The central and northern islands of Vanuatu used a sail called the oceanic spritsail. A more descriptive name is the ‘wing tip’, as it resembles the wings of a bird. Europeans called it the ‘butterfly’ sail when they first saw it. The ‘wing tip’ is unique to this part of Vanuatu and is found nowhere else in the world. It survived until the early 1900’s when European sails displaced it. It resembles the extremely efficient delta-foil shape utilised on high speed jets and is known to develop additional power through creation of ‘vortex lift’.
The Shepherd Islands from north Efate to southern Epi, being culturally distinct with evidence of other Polynesian influences had their own variation of the oceanic spritsail, it being more triangular in shape.

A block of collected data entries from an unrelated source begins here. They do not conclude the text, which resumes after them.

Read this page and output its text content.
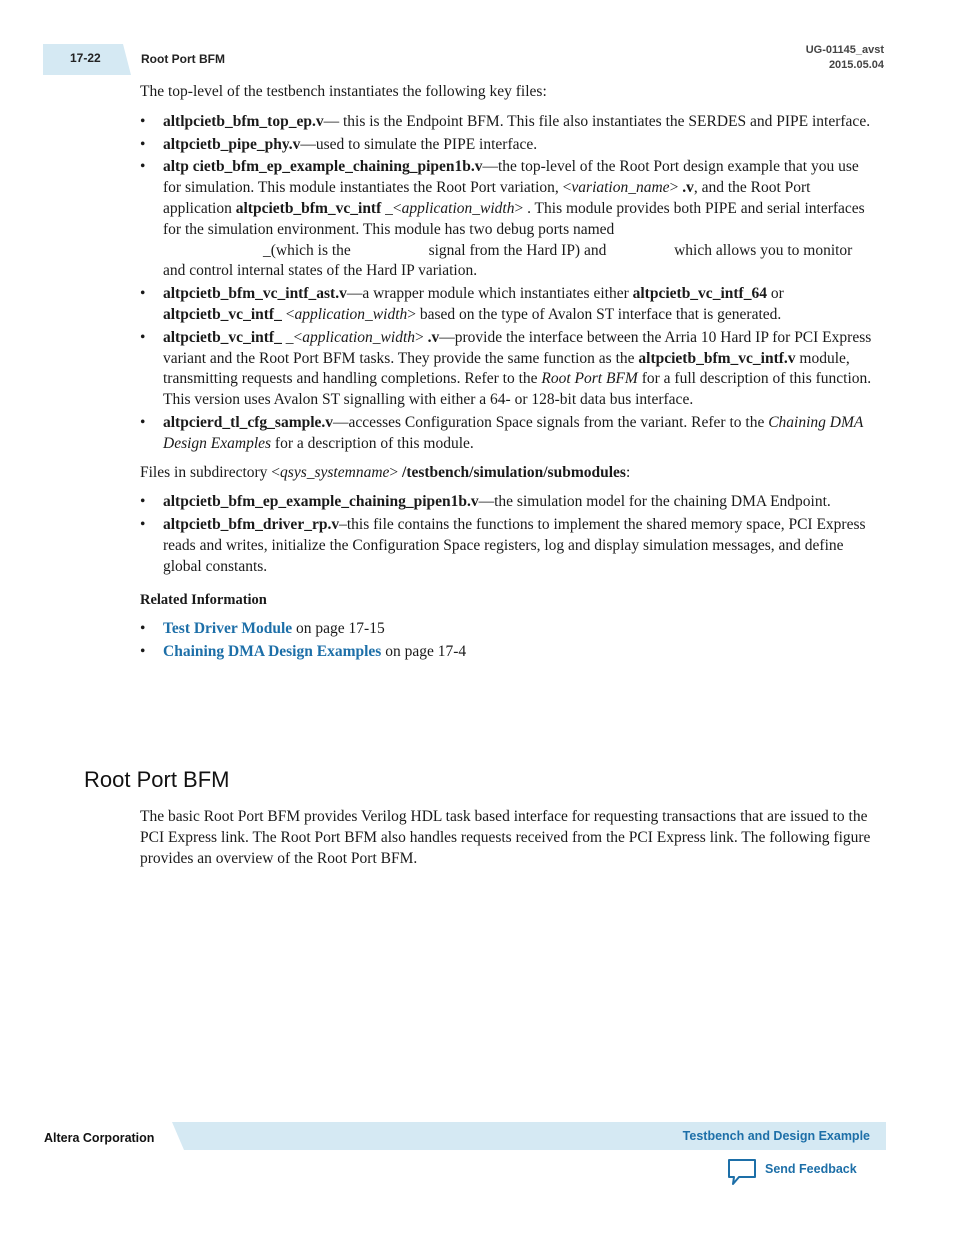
17-22	Root Port BFM
UG-01145_avst
2015.05.04

The top-level of the testbench instantiates the following key files:

• altlpcietb_bfm_top_ep.v— this is the Endpoint BFM. This file also instantiates the SERDES and PIPE interface.
• altpcietb_pipe_phy.v—used to simulate the PIPE interface.
• altp cietb_bfm_ep_example_chaining_pipen1b.v—the top-level of the Root Port design example that you use for simulation. This module instantiates the Root Port variation, <variation_name> .v, and the Root Port application altpcietb_bfm_vc_intf _<application_width> . This module provides both PIPE and serial interfaces for the simulation environment. This module has two debug ports named
_(which is the	signal from the Hard IP) and	which allows you to monitor and control internal states of the Hard IP variation.
• altpcietb_bfm_vc_intf_ast.v—a wrapper module which instantiates either altpcietb_vc_intf_64 or altpcietb_vc_intf_ <application_width> based on the type of Avalon ST interface that is generated.
• altpcietb_vc_intf_ _<application_width> .v—provide the interface between the Arria 10 Hard IP for PCI Express variant and the Root Port BFM tasks. They provide the same function as the altpcietb_bfm_vc_intf.v module, transmitting requests and handling completions. Refer to the Root Port BFM for a full description of this function. This version uses Avalon ST signalling with either a 64- or 128-bit data bus interface.
• altpcierd_tl_cfg_sample.v—accesses Configuration Space signals from the variant. Refer to the Chaining DMA Design Examples for a description of this module.

Files in subdirectory <qsys_systemname> /testbench/simulation/submodules:

• altpcietb_bfm_ep_example_chaining_pipen1b.v—the simulation model for the chaining DMA Endpoint.
• altpcietb_bfm_driver_rp.v–this file contains the functions to implement the shared memory space, PCI Express reads and writes, initialize the Configuration Space registers, log and display simulation messages, and define global constants.

Related Information

• Test Driver Module on page 17-15
• Chaining DMA Design Examples on page 17-4
Root Port BFM

The basic Root Port BFM provides Verilog HDL task based interface for requesting transactions that are issued to the PCI Express link. The Root Port BFM also handles requests received from the PCI Express link. The following figure provides an overview of the Root Port BFM.

Altera Corporation	Testbench and Design Example
Send Feedback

All of the larger inter-island canoes were always sailed with the outrigger facing the wind. Its tendency to fly in a strong wind was balanced by shifting cargo and crew weight out over the outrigger itself. The sail rig of the oceanic spritsail could be changed to the opposite end of the canoe, if necessary during a trip, but as most voyages were less than a hundred miles, this wasn’t normally necessary. For the return trip the mast would simply be shifted to its new position before departure. There was always a strong tradition of weather specialists who foretold the weather by reading winds and clouds as well as influencing the weather through ritualised practices.
One of the support beams.
Styles of sails in Vanuatu today. The types of sail found today are all based on European styles that were introduced about a hundred years ago. The European spritsail is the most common type of sail found today. Areas where it is still used include Lamen Bay on Epi Island, the Maskelyne Islands of southern Malekula and some islands in the Banks Group. This style of sail was introduced in Aneityum in the 1990’s and has become popular. Increasingly, some of these islands use a small triangular ‘leg of mutton’ sail as well.

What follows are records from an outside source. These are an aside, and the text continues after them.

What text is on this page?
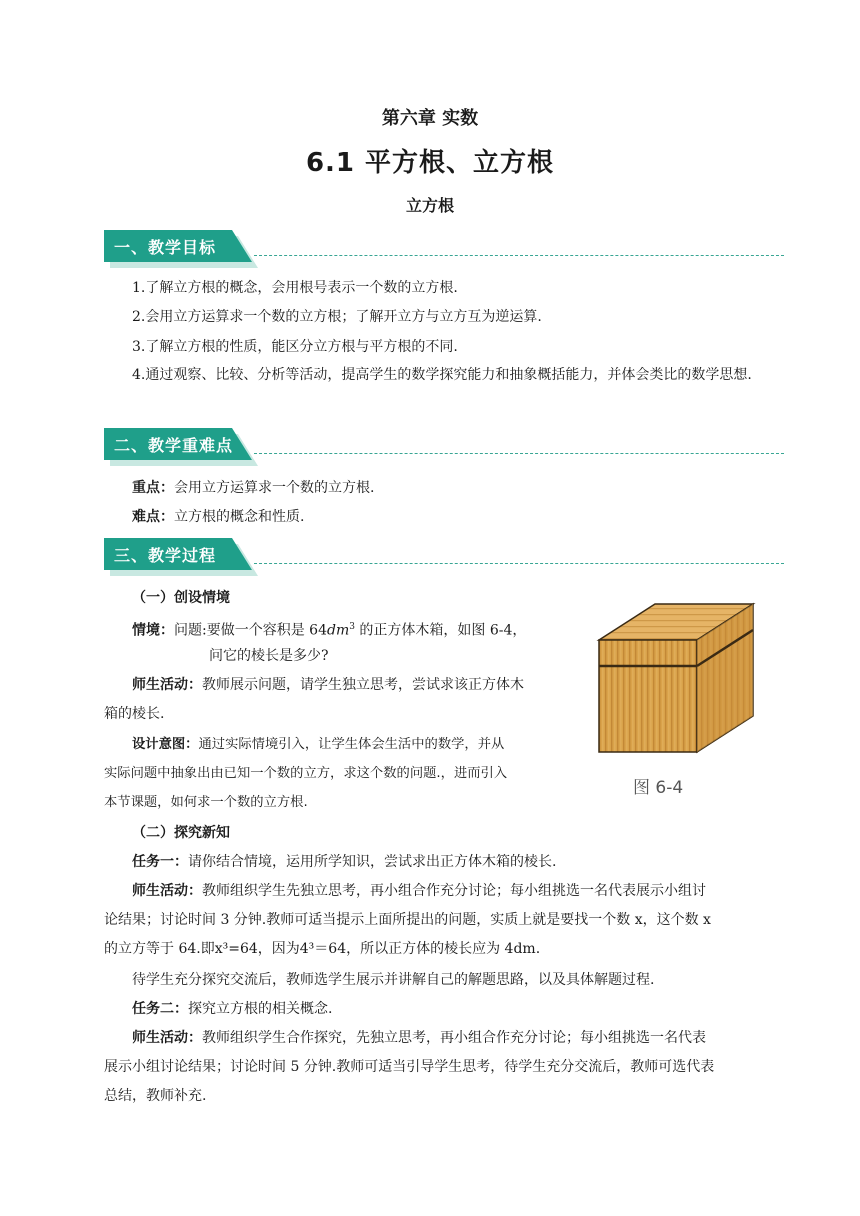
第六章 实数
6.1 平方根、立方根
立方根
一、教学目标
1.了解立方根的概念，会用根号表示一个数的立方根.
2.会用立方运算求一个数的立方根；了解开立方与立方互为逆运算.
3.了解立方根的性质，能区分立方根与平方根的不同.
4.通过观察、比较、分析等活动，提高学生的数学探究能力和抽象概括能力，并体会类比的数学思想.
二、教学重难点
重点：会用立方运算求一个数的立方根.
难点：立方根的概念和性质.
三、教学过程
（一）创设情境
情境：问题:要做一个容积是 $64dm^3$ 的正方体木箱，如图 6-4，
问它的棱长是多少?
师生活动：教师展示问题，请学生独立思考，尝试求该正方体木
箱的棱长.
设计意图：通过实际情境引入，让学生体会生活中的数学，并从
实际问题中抽象出由已知一个数的立方，求这个数的问题.，进而引入
本节课题，如何求一个数的立方根.
图 6-4
（二）探究新知
任务一：请你结合情境，运用所学知识，尝试求出正方体木箱的棱长.
师生活动：教师组织学生先独立思考，再小组合作充分讨论；每小组挑选一名代表展示小组讨
论结果；讨论时间 3 分钟.教师可适当提示上面所提出的问题，实质上就是要找一个数 x，这个数 x
的立方等于 64.即x³=64，因为4³＝64，所以正方体的棱长应为 4dm.
待学生充分探究交流后，教师选学生展示并讲解自己的解题思路，以及具体解题过程.
任务二：探究立方根的相关概念.
师生活动：教师组织学生合作探究，先独立思考，再小组合作充分讨论；每小组挑选一名代表
展示小组讨论结果；讨论时间 5 分钟.教师可适当引导学生思考，待学生充分交流后，教师可选代表
总结，教师补充.
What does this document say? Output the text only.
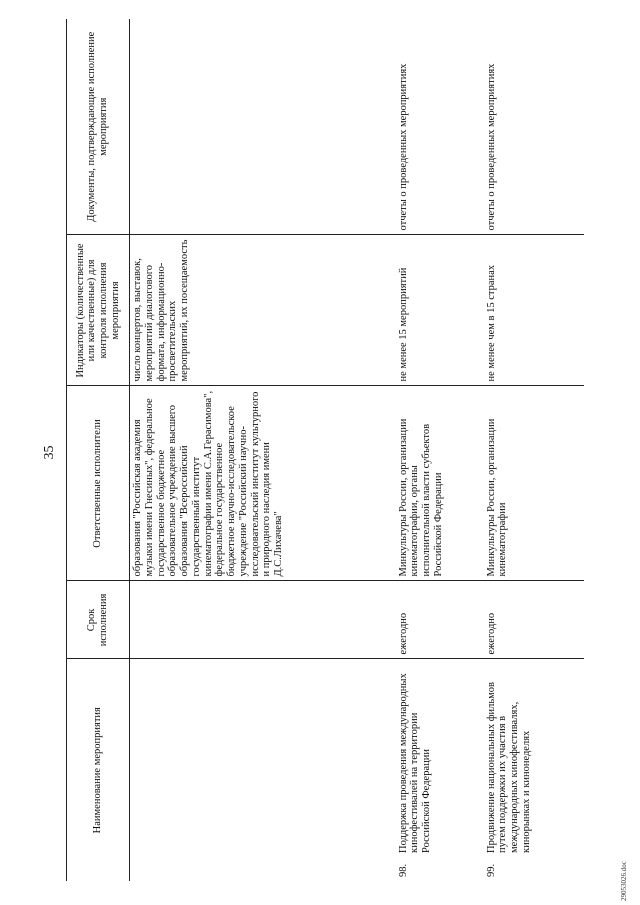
35
Наименование мероприятия		Срок исполнения	Ответственные исполнители	Индикаторы (количественные или качественные) для контроля исполнения мероприятия	Документы, подтверждающие исполнение мероприятия
			образования "Российская академия музыки имени Гнесиных", федеральное государственное бюджетное образовательное учреждение высшего образования "Всероссийский государственный институт кинематографии имени С.А.Герасимова", федеральное государственное бюджетное научно-исследовательское учреждение "Российский научно-исследовательский институт культурного и природного наследия имени Д.С.Лихачева"	число концертов, выставок, мероприятий диалогового формата, информационно-просветительских мероприятий, их посещаемость	
98.	Поддержка проведения международных кинофестивалей на территории Российской Федерации	ежегодно	Минкультуры России, организации кинематографии, органы исполнительной власти субъектов Российской Федерации	не менее 15 мероприятий	отчеты о проведенных мероприятиях
99.	Продвижение национальных фильмов путем поддержки их участия в международных кинофестивалях, кинорынках и кинонеделях	ежегодно	Минкультуры России, организации кинематографии	не менее чем в 15 странах	отчеты о проведенных мероприятиях
29053026.doc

The small islands of northeast Malekula, once a great centre of sailing and trade, now use a European ‘balanced lug’ style of sail. This sail allows the outrigger to always face the wind as was the case traditionally with central Vanuatu’s large ‘wing tip’ rigged canoes. The introduced ‘balanced lug’ sail somewhat resembles the oceanic lateen sail that was traditionally found in southern Vanuatu, but differs in that the sail is not shunted when changing tack, but simply swung around the mast.

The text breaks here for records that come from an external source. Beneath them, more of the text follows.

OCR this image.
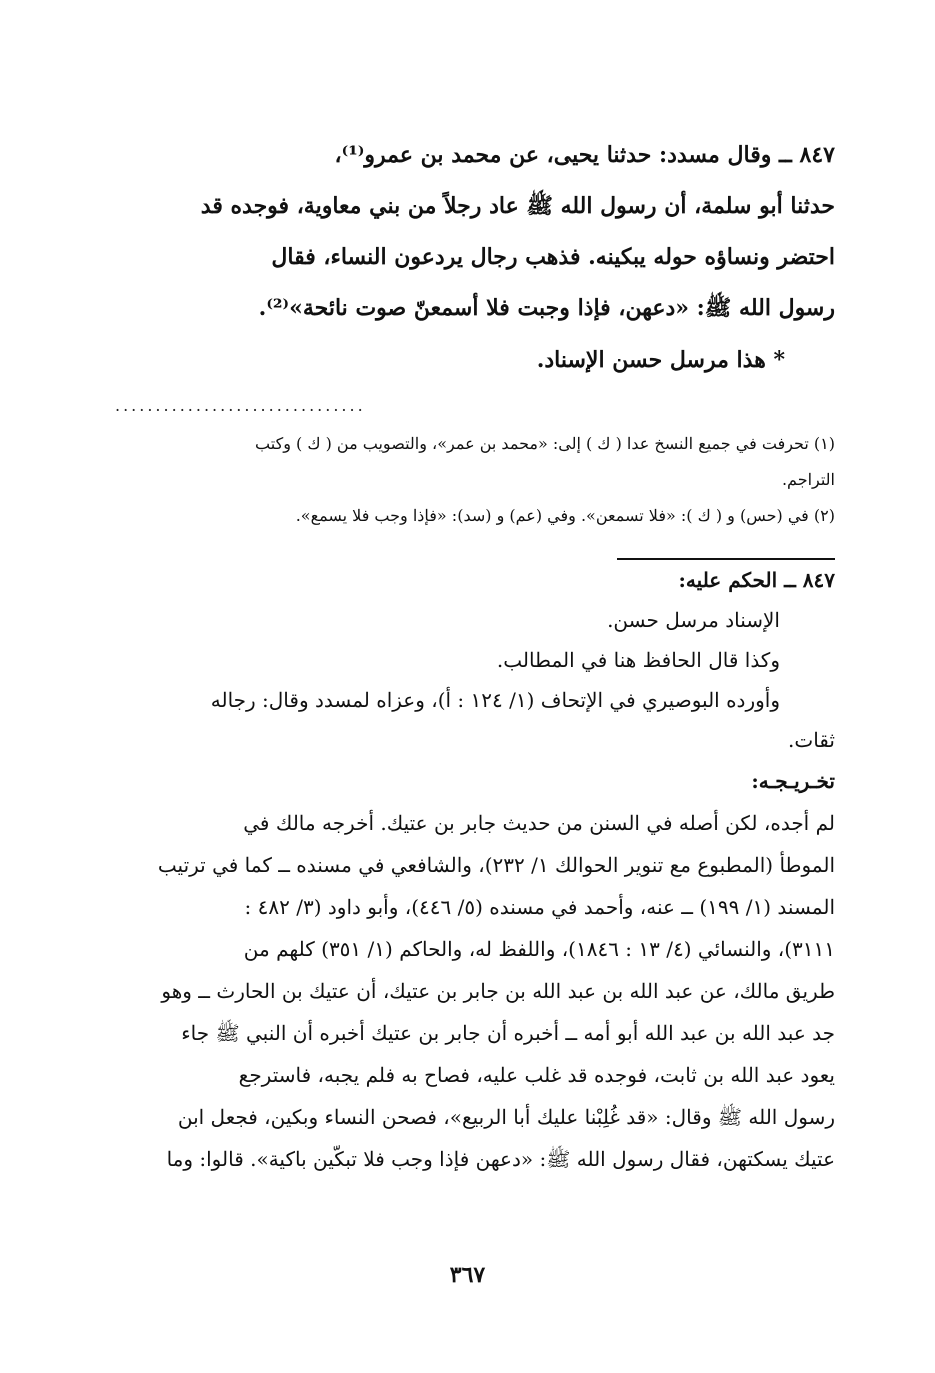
٨٤٧ ــ وقال مسدد: حدثنا يحيى، عن محمد بن عمرو⁽¹⁾،

حدثنا أبو سلمة، أن رسول الله ﷺ عاد رجلاً من بني معاوية، فوجده قد

احتضر ونساؤه حوله يبكينه. فذهب رجال يردعون النساء، فقال

رسول الله ﷺ: «دعهن، فإذا وجبت فلا أسمعنّ صوت نائحة»⁽²⁾.

* هذا مرسل حسن الإسناد.

...............................

(١) تحرفت في جميع النسخ عدا ( ك ) إلى: «محمد بن عمر»، والتصويب من ( ك ) وكتب

التراجم.

(٢) في (حس) و ( ك ): «فلا تسمعن». وفي (عم) و (سد): «فإذا وجب فلا يسمع».

٨٤٧ ــ الحكم عليه:

الإسناد مرسل حسن.

وكذا قال الحافظ هنا في المطالب.

وأورده البوصيري في الإتحاف (١/ ١٢٤ : أ)، وعزاه لمسدد وقال: رجاله

ثقات.

تخـريـجـه:

لم أجده، لكن أصله في السنن من حديث جابر بن عتيك. أخرجه مالك في

الموطأ (المطبوع مع تنوير الحوالك ١/ ٢٣٢)، والشافعي في مسنده ــ كما في ترتيب

المسند (١/ ١٩٩) ــ عنه، وأحمد في مسنده (٥/ ٤٤٦)، وأبو داود (٣/ ٤٨٢ :

٣١١١)، والنسائي (٤/ ١٣ : ١٨٤٦)، واللفظ له، والحاكم (١/ ٣٥١) كلهم من

طريق مالك، عن عبد الله بن عبد الله بن جابر بن عتيك، أن عتيك بن الحارث ــ وهو

جد عبد الله بن عبد الله أبو أمه ــ أخبره أن جابر بن عتيك أخبره أن النبي ﷺ جاء

يعود عبد الله بن ثابت، فوجده قد غلب عليه، فصاح به فلم يجبه، فاسترجع

رسول الله ﷺ وقال: «قد غُلِبْنا عليك أبا الربيع»، فصحن النساء وبكين، فجعل ابن

عتيك يسكتهن، فقال رسول الله ﷺ: «دعهن فإذا وجب فلا تبكّين باكية». قالوا: وما

٣٦٧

In some areas, coconut leaves are arranged on canoes as temporary sails to take advantage of following winds.
Sad to see one or two nails. All the strapping would need to be replaced before this lady could set off.
The demise of inter-island canoes and disruption of traditional trade. The arrival of the Europeans had a drastic impact on traditional shipping and trade in Vanuatu. Starting with the sandalwood trade around 1830, it became dangerous to be caught offshore in a canoe. Canoes would be rammed and shattered so as to capture the crew and cargo to be traded to their neighbouring enemies for sandalwood. The ‘blackbirders’, in general an equally unscrupulous bunch, began arriving in the 1860’s to recruit or sometimes enslave for Queensland and Fijian sugarcane plantations. They would target the large canoes found offshore as a source of easy ‘recruits’ by ramming them and hoisting the crews aboard their ships bound for Queensland.
Many early missionaries were intolerant of traditional practices and forbade canoe voyages associated with traditional trade and rituals while finding their work easier if the ‘natives’ were a little less mobile. The whalers, copra traders and planters arrived in the mid to late 1800’s to alienate land, trade in firearms and spirits and to introduce the European whaleboat with European style sails. They also introduced disease, coupled with labour trade, severely depopulating many islands. As the first Europeans always arrived by sea, their disruptive influence was first felt in the coastal areas. The maritime skills of the old canoe builders, sailors and navigators were one of the early victims of European contact.
The outrigger is carved from one tree trunk.
Some trees would have to be taken out of her way to get her into the water.
A lick of varnish and a little TLC, we wish the lady safe winds and a following sea.